– Vous avez vu le torrent?
Comme la première fois où je l’ai rencontré, le monsieur âgé venu de je ne sais où s’est approché sans que je le remarque et m’a parlé sans préambule.
Le torrent, justement, je le regardais, en sortant Pomme ce matin sur la terre gelée.
– Oui…
– Il n’est pas bien haut pour la saison, mais bien fourni.
Il m’a regardée tandis que son vieux chien observait Pomme entamer une course autour de lui pour l’inciter à jouer.
– Petite mine, vous.
– Moi??
Ah non, pas petite mine!
Je me bagarre depuis des semaines pour remonter mes analyses et, pour la première fois depuis bien longtemps, j’arrive à les équilibrer depuis deux jours.
Alors non, pas petite mine!
C’est vexant!
– Non, ça va. Vous avez bien passé les fêtes?
Il hausse les épaules:
– Vous savez, à mon âge, les fêtes… On est déjà bien content de pouvoir se lever le matin sans avoir trop mal partout! Ca, c’est la fête!
Il lève le nez en l’air:
– Il fait trop froid pour neiger. Pourtant j’ai l’impression qu’il devrait tomber quelque chose. Peut-être deux ou trois flocons mais rien de plus.
– C’est la météo qui vous l’a soufflé?
– Non, mes rhumatismes. Et ils se trompent rarement!
Son regard retourne vers le torrent:
– J’ai vu votre mari, ces derniers jours. Il est bien. Un bel homme. Imposant.
Ahurie, je ne peux m’empêcher de le dévisager.
Je ne le connais pas.
Qui est-il?
Comment sait-il que Bruno est mon compagnon?
Ah oui… Pomme est toujours sur ses talons…
– Merci, j’ai tendance à penser la même chose. Ceci dit, nous ne sommes pas mariés.
– On va dire « pas encore ». Je vous ai vus ensemble. Ca ne va pas tarder.
– C’est encore vos rhumatismes qui le disent?
– Non, mon flair!
Il me regarde avec un petit sourire à la fois taquin et bienveillant.
Je réponds à son sourire.
Cet homme est un mystère.
Je ne l’ai vu que deux fois, j’ignore qui il est, il apparaît sans que je l’entende arriver, a des conversations décalées, semble au courant de tout, sait qui je suis et repart à chaque fois comme il est venu.
Du bout du pied, il écrase délicatement une touffe d’herbe:
– Bon, j’y vais. Et vous, soignez-vous.
– …?
– Je sais de quoi je parle. Les reins, c’est une cochonnerie.

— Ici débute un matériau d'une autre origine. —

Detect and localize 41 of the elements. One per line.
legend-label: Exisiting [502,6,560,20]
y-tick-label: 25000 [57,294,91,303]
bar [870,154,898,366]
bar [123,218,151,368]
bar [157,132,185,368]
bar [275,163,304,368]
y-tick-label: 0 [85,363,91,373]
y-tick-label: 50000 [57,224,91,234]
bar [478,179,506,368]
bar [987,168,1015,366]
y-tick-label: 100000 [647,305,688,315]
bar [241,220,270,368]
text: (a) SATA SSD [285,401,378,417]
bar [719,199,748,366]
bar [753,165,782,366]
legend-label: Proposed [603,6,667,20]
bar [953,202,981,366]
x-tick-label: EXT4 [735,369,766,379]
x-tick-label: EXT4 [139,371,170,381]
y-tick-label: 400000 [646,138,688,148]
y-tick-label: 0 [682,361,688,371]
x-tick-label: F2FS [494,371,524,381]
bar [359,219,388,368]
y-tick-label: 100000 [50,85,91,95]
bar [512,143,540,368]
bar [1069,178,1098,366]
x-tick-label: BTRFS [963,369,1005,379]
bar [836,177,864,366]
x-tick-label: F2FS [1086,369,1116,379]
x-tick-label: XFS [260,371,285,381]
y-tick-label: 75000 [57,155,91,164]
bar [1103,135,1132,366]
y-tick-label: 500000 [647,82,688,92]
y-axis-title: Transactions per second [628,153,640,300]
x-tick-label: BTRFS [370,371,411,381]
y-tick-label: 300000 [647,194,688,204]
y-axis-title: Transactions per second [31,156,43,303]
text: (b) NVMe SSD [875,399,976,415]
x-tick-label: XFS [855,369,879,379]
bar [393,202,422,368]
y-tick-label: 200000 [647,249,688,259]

Il s’est éloigné sans me dire au-revoir.
Comment sait-il????
En rentrant, je souriais toute seule.
J’aime assez ce curieux personnage énigmatique et pourtant tout simple, qui débarque toujours sans prévenir et semble tout deviner.
Trois heures plus tard, quelques flocons épars tombaient du ciel.